Forchheim & Bamberg, Germany
With my handy Bayern ticket loaded on my phone, I jumped on a Deutsche Bahn train headed north from Nuremberg this morning. My first stop was the old Upper Franconian town of Forchheim.
Forchheim wasn’t a big town but it seemed like most of the locals were out on this sunny Saturday. Germany is half the size of Texas but has nearly three times the population at more than 83 million. With a high population density, most Germans don’t live in a house surrounded by a yard. At any chance, they’re outside strolling, biking, hiking or tending a small garden plot on the outskirts of town.
Germany is extremely developed, people have been cultivating the earth here for thousands of years. But as you roll through the landscape on a train, you notice the land is organized differently here than back in the States. Small towns are not far apart but houses are clustered tightly together and the towns are clearly separated by fields and dense forests. Walking trails abound.
Getting out into nature is an essential need for the Germans. They greatly value time away from their highly-industrialized society. It also hints at why preserving nature is prioritized here. Recycling rules are followed rigorously.
My strategy in exploring a new town in Germany is pretty well set by now. As soon as I depart the train station, I scan the horizon for the largest church steeple. Usually, that marks the area of the Altstadt (old town). It will house the most interesting buildings and historical sights.
I then start hiking and soon come across the Markplatz. That’s where you’ll find the local farmer’s market or people sitting outside enjoying food and drinks. If I’m hungry, I can usually find a cart grilling sausages or serving beer.
After a couple hours in Forchheim, I’d explored most of town so I hopped back on the next train headed north, this time to Bamberg. If you asked me my favorite medium-sized city in Germany, Bamberg would be near the top of the list. I’ve visited four or five times now.
The medieval core is well-preserved, there are looming churches and castle spires on the surrounding hills and a river cuts through the middle with plenty of walking bridges for views.
Probably Bamberg’s most famous landmark is its old town hall perched precariously on a man-made island in the river. According to legend the bishop of Bamberg would not grant the citizens land for construction of a town hall. This prompted the townsfolk to ram stakes into the river Regnitz, creating an artificial island on which they built the town hall.

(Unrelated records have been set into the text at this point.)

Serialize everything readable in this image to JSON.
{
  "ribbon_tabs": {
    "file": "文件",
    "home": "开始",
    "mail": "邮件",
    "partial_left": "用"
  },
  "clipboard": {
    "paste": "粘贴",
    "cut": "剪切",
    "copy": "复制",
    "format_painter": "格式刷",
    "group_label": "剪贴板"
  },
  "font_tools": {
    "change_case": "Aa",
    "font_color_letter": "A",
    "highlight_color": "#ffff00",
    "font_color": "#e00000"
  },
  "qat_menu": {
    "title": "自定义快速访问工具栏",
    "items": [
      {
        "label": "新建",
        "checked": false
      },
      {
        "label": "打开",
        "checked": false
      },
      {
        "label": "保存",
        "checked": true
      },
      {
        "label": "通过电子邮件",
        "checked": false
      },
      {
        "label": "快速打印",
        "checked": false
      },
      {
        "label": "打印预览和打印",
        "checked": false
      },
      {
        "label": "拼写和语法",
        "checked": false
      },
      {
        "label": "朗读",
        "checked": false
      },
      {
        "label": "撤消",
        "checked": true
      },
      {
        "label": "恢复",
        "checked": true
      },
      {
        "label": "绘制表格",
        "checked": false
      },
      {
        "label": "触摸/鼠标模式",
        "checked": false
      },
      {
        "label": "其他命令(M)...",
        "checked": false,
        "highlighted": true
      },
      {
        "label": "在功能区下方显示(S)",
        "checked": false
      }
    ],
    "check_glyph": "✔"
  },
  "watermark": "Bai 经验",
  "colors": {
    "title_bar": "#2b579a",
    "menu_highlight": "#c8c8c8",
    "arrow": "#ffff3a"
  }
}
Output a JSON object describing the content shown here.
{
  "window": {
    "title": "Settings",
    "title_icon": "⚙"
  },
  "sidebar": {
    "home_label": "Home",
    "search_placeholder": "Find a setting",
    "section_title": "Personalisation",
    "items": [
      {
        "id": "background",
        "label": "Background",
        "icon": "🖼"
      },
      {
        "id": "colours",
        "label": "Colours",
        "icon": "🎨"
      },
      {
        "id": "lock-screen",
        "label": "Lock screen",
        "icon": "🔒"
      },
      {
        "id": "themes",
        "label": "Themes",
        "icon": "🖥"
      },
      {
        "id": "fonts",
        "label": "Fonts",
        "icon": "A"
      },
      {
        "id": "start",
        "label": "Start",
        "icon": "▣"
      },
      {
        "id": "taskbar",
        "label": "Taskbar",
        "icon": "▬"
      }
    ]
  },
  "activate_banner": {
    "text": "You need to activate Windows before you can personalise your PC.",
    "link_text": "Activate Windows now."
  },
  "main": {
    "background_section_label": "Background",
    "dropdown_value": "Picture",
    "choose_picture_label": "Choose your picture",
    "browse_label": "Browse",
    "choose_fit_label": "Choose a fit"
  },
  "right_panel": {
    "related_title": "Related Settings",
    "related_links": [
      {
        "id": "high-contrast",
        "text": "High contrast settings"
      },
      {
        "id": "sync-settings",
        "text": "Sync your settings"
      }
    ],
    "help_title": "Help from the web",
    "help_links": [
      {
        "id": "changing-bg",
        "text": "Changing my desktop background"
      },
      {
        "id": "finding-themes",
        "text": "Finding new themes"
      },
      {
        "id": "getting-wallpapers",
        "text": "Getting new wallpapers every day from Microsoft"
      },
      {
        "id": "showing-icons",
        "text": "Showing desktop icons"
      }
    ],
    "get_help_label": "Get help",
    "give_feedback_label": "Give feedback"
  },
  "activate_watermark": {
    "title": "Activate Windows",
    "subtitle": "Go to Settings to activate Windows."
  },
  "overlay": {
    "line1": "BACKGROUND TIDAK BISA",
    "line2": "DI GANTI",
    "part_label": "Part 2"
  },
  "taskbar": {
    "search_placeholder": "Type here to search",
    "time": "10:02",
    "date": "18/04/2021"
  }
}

I hiked across the main bridge and up into the hills to see the Michelsberg monastery, an area I had not explored before. It offered expansive views of the surrounding vineyards and back down over the rooftops of Bamberg.
By late afternoon, I was ready to find a Brauhaus. Bamberg is famous for its odd Rauchbier (literally smoked beer) which is an acquired taste I have yet to acquire. Avoiding that, I picked a relatively hidden place I’d noticed on an earlier visit. Founded in 1533, Klosterbräu Bamberg touted itself as the oldest brewery in town which is quite a claim considering the number of breweries in the vicinity.
In Bavaria, tables on the inside of the restaurant are usually reserved with a small sign on the table spelling out Reserviert. But for the tables outside and in beer gardens, you ask if a spot is free and slide in with people already seated. I’ve started eating dinner or drinking beer with complete strangers but this setting usually encourages socializing and you’re not strangers for long.
After an excellent Braunbier (brown beer; always order the local variants on tap), my Schweineschnitzel mit Kartoffelsalat arrived. Everyone was chattering away and enjoying the warm afternoon.
Too soon I was hiking back to the train station and leaving Bamberg behind.
I’m staying in a small family-run hotel in the old town of Nuremberg. Frau Keiml greets me with a hearty Guten Morgen as I head out for the day. After I arrived back this evening, I discovered an Easter basket she’d left in my room with a chocolate Lindt rabbit, eggs and candy.
A small but heart-felt gesture that you greatly appreciate when you’re traveling. Thank you Frau Keiml and Frohe Ostern!